While University of Washington fans may want to remind Danielson of any one of Marques Tuiasosopo’s fourth-quarter plays that helped the No. 4 Huskies to a 10-1 record and a Rose Bowl berth Jan. 1 against the Boilermakers, no one can deny Brees’ impact and quality.

Numbers, however prodigious, tell just part of the story. Brees is fourth on the NCAA career list for total offense, completions and attempts; the fact that he came back for his senior year rather then turning pro says a lot about him.

But he hadn’t been to a Rose Bowl. Purdue hadn’t in 34 years. In a career stuffed with individual accomplishments, Brees wanted to lead his team to Pasadena. He passed. He ran. Most important, he led.

“He’s one of the few guys I know at the college level who returned for his senior season to get something accomplished and then actually accomplish it,” Washington coach Rick Neuheisel said.

There were rocky spots along the way. A surprise 22-20 defeat to the worst Penn State team in three decades. A flatline effort against Michigan State that led to a 30-10 whipping.

But when Purdue clinched the Big Ten Conference title in a 41-13 victory against Indiana, it was a feeling, Brees said, that he could actually share, which he couldn’t had he won the Heisman Trophy last weekend.

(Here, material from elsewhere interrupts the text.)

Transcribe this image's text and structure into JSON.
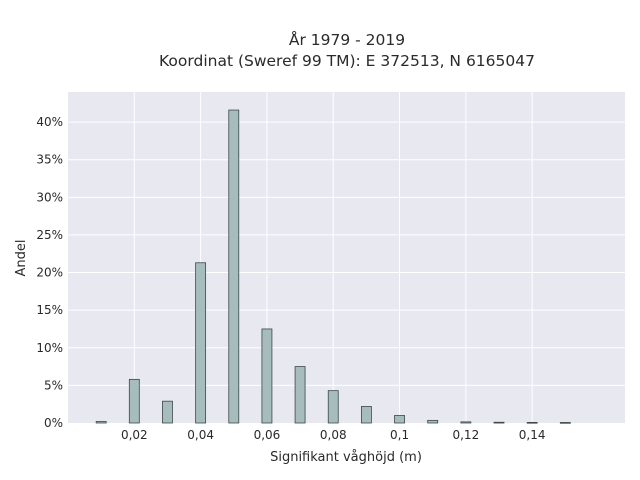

“I will always, always remember, years from now, when they took the first-team offense off the field at the end of the game and had the second team run one play,” he said. “And our offensive linemen were coming off and really taking their time. Not because they’re fat and slow, but they wanted to cherish every single moment.

“I looked at (center) Chukky (Okobi) standing there, spreading his arms wide, and it was something I’ll never forget. They all walked off champions.”

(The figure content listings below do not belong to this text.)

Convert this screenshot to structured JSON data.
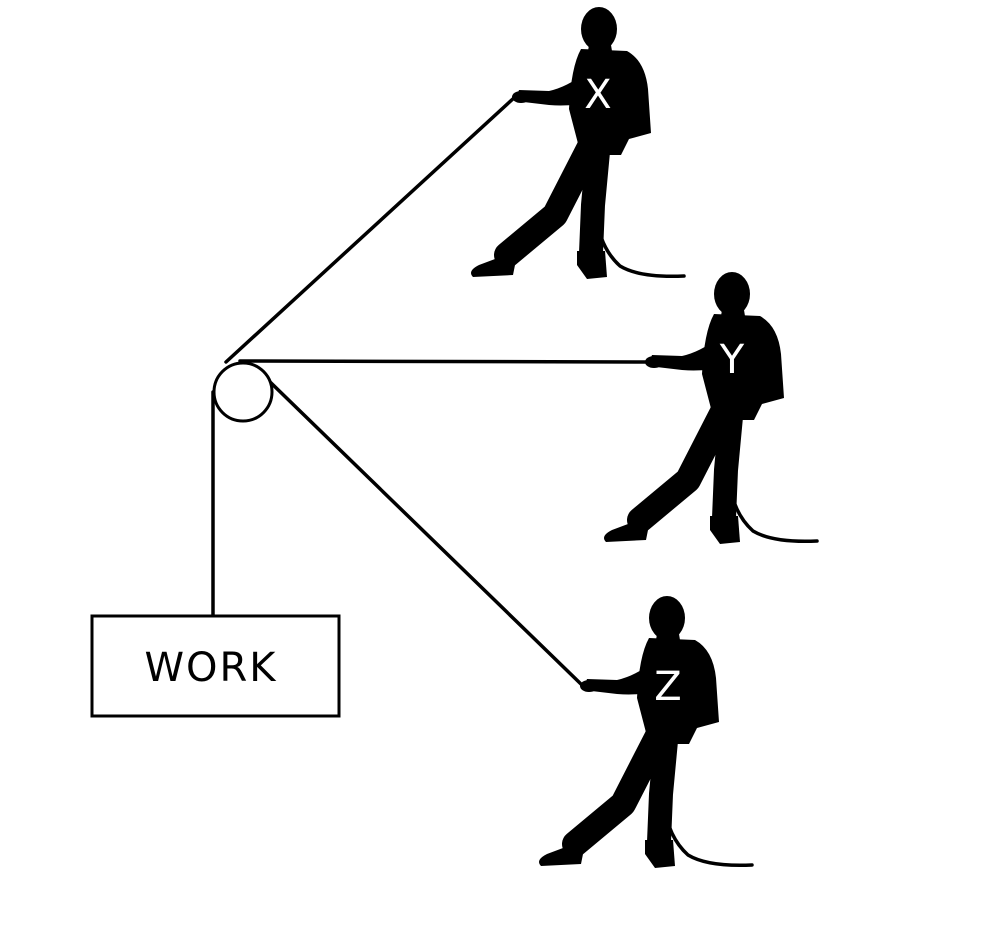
{
  "work_label": "WORK",
  "pullers": [
    {
      "id": "x",
      "label": "X"
    },
    {
      "id": "y",
      "label": "Y"
    },
    {
      "id": "z",
      "label": "Z"
    }
  ],
  "colors": {
    "foreground": "#000000",
    "background": "#ffffff",
    "label": "#ffffff"
  }
}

That’s what turns Brees on – winning, much as it does Tuiasosopo. In fact, the two are so similar, the words they spew out on a daily basis could have been said by either.

This example, by Brees:

“When I’m done here, I want people to think of me as a winner and an all-around good person. I want to be known as one of the guys who helped turn Purdue football around. If people can look back 20-some years from now and say, ‘Man, it was those teams in the late ’90s and 2000 that got the tradition back for Purdue football,’ that would be good enough for me.”

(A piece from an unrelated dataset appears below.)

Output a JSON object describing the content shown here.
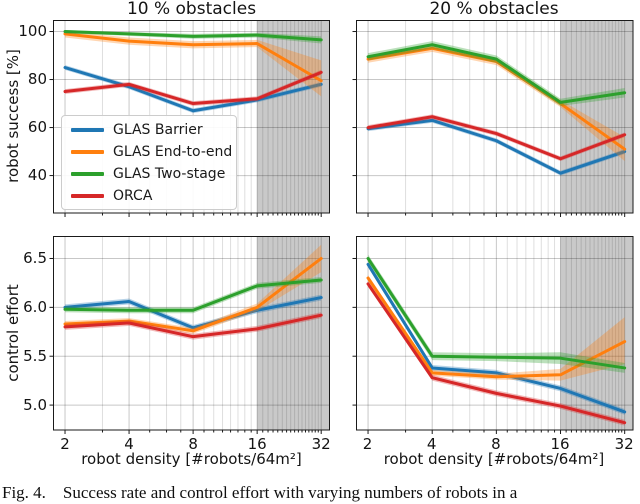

Michigan coach Lloyd Carr isn’t crying that he doesn’t have to face Brees again.

Carr watched helplessly as Brees lead Purdue from a 28-10 halftime deficit against his team Oct. 7 to a 32-31 victory. All Brees did was complete 32 of 44 passes for 286 yards, including two TDs.

“He’s not only gifted athletically, he’s gifted intellectually,” Carr said. “He knows where the pressure is coming from. He knows where the coverage is going to be rolled. He makes such great decisions. There’s nothing he can’t do.”

Brees is going to make a ton of money soon. How long a 6-foot-1, 220-pound quarterback with 4.8 speed in the 40 sticks in the NFL is anyone’s guess. But Brees’ story at Purdue won’t be forgotten soon.

Least of all by Purdue coach Joe Tiller.

“He did everything we asked him to do, whether it was throwing the ball, running with it, catching it or handing it off and throwing a great block downfield,” Tiller said. “He is the reason Purdue is going to the Rose Bowl.”